Regarding the mortgage fraud scheme, Burgess admitted that he recruited 20 straw buyers with good credit but limited funds to sign loan and closing documents to purchase homes. As part of a signed “investor management agreement,” Burgess promised to provide the down payment at closing as well as make all mortgage payments. Burgess, and other convicted defendants, paid each of these straw buyers between $5,000 and $10,000 “for the use of their credit” after the closing. When Burgess’s company ran out of funds for the needed down payments on these loans, Siebert agreed to release escrow funds to Burgess for the borrowers’ down payment. Burgess testified that Siebert would only agree to fraudulently release these escrow funds if Burgess agreed to pay Siebert $5,000 from each closing as a “kickback payment.” Evidence at trial showed that defendant Siebert fraudulently released escrow funds on 20 separate loans.
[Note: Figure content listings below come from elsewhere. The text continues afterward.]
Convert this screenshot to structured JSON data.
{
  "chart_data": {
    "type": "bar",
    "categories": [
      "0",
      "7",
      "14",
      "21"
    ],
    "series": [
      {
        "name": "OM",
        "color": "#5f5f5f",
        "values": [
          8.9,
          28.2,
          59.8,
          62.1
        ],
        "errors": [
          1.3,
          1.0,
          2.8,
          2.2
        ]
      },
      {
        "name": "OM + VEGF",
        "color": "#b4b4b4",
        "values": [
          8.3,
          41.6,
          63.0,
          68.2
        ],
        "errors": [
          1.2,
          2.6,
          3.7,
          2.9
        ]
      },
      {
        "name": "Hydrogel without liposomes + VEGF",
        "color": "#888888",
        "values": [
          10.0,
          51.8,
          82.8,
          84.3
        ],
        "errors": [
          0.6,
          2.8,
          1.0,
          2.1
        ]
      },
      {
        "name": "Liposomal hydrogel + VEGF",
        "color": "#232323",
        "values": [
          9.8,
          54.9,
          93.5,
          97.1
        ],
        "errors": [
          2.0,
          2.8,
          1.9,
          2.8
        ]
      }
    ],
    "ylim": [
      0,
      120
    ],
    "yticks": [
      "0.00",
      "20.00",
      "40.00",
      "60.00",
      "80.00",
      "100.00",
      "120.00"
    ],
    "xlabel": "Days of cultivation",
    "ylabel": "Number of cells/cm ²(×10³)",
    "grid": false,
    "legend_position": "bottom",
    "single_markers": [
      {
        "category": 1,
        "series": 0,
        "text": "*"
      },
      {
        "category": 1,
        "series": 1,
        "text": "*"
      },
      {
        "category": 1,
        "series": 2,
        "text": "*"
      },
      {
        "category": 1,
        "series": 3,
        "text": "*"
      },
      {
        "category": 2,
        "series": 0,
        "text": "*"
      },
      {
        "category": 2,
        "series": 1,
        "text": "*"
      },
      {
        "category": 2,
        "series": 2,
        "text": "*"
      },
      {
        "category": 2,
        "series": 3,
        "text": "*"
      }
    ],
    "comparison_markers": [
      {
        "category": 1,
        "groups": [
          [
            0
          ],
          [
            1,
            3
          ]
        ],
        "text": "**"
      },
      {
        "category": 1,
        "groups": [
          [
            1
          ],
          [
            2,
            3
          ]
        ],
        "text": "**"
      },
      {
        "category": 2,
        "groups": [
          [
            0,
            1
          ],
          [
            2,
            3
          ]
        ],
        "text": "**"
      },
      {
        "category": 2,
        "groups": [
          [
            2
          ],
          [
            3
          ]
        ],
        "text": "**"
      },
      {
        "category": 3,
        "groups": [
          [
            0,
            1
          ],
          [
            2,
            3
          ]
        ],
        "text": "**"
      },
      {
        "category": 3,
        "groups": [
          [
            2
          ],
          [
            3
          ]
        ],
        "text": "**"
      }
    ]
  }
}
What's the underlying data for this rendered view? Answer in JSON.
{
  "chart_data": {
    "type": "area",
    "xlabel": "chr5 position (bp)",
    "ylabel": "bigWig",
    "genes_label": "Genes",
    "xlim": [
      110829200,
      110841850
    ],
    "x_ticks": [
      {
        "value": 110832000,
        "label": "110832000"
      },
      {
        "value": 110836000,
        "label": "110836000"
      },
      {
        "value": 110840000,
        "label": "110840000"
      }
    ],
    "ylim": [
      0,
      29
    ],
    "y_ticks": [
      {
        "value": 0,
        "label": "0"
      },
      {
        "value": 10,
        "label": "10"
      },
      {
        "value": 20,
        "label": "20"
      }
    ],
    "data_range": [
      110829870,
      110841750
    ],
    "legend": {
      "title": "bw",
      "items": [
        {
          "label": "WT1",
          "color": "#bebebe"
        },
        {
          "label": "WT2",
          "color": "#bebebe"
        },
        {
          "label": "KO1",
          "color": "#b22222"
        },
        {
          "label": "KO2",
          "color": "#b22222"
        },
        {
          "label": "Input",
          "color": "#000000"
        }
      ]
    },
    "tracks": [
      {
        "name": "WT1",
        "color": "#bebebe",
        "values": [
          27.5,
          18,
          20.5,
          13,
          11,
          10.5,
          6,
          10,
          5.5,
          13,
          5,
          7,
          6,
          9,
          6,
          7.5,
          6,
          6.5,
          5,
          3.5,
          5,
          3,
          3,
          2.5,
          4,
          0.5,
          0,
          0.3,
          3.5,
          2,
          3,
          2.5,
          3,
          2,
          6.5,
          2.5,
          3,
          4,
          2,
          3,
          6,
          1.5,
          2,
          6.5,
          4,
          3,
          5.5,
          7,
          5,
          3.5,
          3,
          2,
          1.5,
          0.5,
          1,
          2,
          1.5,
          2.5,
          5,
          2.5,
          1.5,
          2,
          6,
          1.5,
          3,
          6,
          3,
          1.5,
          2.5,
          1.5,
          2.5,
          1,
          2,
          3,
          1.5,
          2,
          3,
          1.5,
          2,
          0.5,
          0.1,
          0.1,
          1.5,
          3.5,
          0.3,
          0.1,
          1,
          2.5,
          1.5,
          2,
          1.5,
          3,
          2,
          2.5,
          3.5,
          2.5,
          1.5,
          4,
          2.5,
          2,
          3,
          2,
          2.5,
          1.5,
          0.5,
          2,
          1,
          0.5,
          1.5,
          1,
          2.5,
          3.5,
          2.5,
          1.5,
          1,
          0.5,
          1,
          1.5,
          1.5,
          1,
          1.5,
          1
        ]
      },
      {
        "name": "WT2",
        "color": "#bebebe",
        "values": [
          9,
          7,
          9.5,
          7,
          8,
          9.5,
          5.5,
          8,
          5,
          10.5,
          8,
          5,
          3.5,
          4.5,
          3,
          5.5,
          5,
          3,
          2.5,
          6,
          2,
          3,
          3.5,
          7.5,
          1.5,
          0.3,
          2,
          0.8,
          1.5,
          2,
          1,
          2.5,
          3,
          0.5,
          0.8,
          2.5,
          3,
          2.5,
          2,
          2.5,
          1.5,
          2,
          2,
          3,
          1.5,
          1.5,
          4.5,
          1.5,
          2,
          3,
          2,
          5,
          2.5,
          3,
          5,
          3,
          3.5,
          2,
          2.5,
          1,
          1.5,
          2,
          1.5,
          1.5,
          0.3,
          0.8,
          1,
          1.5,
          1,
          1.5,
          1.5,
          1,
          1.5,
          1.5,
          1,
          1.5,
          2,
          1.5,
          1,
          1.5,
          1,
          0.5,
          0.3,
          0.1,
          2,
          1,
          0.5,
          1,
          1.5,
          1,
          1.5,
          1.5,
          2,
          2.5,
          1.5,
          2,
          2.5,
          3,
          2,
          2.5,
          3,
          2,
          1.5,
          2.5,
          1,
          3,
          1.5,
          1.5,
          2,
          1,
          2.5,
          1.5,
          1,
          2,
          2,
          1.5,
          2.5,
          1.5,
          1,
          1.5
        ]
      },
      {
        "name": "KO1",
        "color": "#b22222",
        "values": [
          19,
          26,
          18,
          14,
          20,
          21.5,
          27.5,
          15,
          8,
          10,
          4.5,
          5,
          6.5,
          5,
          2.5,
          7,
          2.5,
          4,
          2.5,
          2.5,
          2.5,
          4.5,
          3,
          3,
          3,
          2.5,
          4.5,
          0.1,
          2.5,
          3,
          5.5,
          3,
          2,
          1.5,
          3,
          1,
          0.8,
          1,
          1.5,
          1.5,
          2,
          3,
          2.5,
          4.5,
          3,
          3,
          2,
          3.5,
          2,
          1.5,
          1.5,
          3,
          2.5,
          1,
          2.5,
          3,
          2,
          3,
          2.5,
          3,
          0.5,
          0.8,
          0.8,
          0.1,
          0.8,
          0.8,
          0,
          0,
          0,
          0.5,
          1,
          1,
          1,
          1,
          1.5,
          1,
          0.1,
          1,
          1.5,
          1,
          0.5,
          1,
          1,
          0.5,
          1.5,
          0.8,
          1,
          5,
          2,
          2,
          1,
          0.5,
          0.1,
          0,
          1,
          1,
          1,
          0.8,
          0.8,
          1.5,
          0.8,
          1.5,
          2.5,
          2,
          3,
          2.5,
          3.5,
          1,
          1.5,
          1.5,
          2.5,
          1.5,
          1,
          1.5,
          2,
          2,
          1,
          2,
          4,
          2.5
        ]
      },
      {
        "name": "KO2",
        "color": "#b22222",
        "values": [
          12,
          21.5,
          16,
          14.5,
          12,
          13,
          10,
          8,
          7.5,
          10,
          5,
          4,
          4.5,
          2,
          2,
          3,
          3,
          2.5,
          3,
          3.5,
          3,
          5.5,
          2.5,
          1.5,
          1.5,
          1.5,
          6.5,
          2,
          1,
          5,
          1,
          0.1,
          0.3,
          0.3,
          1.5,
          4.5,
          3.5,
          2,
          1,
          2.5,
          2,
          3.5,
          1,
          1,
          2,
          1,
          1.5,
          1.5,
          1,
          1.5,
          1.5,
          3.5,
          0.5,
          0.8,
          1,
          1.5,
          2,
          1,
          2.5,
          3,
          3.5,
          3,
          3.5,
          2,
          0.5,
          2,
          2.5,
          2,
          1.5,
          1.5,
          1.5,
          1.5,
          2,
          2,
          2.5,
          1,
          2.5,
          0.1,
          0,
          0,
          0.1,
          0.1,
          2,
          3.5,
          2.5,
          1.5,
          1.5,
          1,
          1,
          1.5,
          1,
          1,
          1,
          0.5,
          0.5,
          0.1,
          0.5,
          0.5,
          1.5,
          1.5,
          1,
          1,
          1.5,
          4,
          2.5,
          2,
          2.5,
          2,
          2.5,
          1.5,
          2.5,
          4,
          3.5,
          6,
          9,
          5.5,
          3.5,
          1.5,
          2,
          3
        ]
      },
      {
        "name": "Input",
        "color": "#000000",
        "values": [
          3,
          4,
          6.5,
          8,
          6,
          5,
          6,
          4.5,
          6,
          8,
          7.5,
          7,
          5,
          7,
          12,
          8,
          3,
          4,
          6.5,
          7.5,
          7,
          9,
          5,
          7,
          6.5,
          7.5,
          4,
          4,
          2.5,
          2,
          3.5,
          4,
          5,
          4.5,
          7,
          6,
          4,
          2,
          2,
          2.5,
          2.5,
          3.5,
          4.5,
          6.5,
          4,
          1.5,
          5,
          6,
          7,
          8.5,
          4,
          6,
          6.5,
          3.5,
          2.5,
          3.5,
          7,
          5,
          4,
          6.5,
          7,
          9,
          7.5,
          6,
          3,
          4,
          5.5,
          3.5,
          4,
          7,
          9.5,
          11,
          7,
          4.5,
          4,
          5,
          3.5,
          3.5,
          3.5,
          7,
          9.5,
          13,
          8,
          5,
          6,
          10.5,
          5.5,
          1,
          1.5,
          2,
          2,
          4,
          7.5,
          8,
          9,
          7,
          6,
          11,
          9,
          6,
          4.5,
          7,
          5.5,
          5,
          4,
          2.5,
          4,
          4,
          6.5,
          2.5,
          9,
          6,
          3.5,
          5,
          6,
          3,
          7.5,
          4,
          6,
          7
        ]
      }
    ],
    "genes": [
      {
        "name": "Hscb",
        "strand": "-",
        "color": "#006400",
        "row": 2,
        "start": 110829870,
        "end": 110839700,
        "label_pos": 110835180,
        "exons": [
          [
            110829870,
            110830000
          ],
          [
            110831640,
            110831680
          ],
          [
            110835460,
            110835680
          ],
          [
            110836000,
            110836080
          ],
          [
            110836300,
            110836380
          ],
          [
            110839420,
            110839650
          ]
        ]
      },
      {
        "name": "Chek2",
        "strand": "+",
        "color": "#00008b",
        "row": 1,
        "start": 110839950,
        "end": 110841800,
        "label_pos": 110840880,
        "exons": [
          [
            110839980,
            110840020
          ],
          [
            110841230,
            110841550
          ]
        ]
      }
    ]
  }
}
Siebert fraudulently released lender funds held in escrow to Manners prior to closing so that he could purchase a cashier’s check in the name of the straw buyer.When Siebert received the cashier’s check back from Manners, Siebert would complete the transaction, falsely certifying to the lender on the settlement statement that the down payment came from the borrower. On the settlement statement, Siebert also fraudulently accounted for disbursements to Burgess’ company by falsely listing the expense as a phony lien pay off, or as a “marketing and relocation fee” due to Burgess’ company. Eleven different lenders testified at trial that Siebert falsified the settlement statements to conceal his wrongful and fraudulent release of lender escrow funds. Each lender testified that the loan would never have been funded if the lender had known about the fraudulent use of lender escrow funds.
From December 2002 through March 2004, Siebert fraudulently released a total of $1.6 million in lender escrow funds as part of the fraudulent scheme. As a result of Siebert submitting false certifications on settlement statements for each of these 20 loans, Siebert and Manners fraudulently induced the disbursement of loans totaling more than $7 million. Losses to lenders from foreclosures on the properties exceed $2 million.
Burgess also pled guilty to a fraudulent scheme involving the sale of golf course property in Arkansas. The property used to defraud investors was the Mallard Point Golf Course owned by Jay Lucas. Burgess created and executed a scheme to defraud investors during January through December 2004.
Directly and through salesmen, Burgess solicited individuals throughout the U.S. to invest in the Mallard Golf Development Project. As part of the scheme to defraud, Burgess prepared, and caused to be prepared, contracts to be signed by Project investors. In addition, Burgess made, or caused others to make, many false and fraudulent representations and promises to investors in the Project. Burgess falsely represented to investors that Select Homes owned, or had an option to own, lots on the Mallard Point Golf Course.
Burgess persuaded investors to give him funds by deceiving them about the extent of his true ownership interests in the golf course. As part of his scheme, it was important that Burgess conceal from investors the truth that Burgess lacked any ownership interests in the golf course. Burgess also concealed that investment funds would be used for other purposes completely unrelated to the development of the golf course, namely, to pay Burgess’ personal debts and to pay off investors in connection with Burgess’ prior ventures.
Mark Manners and Andrew Siebert have not yet been sentenced.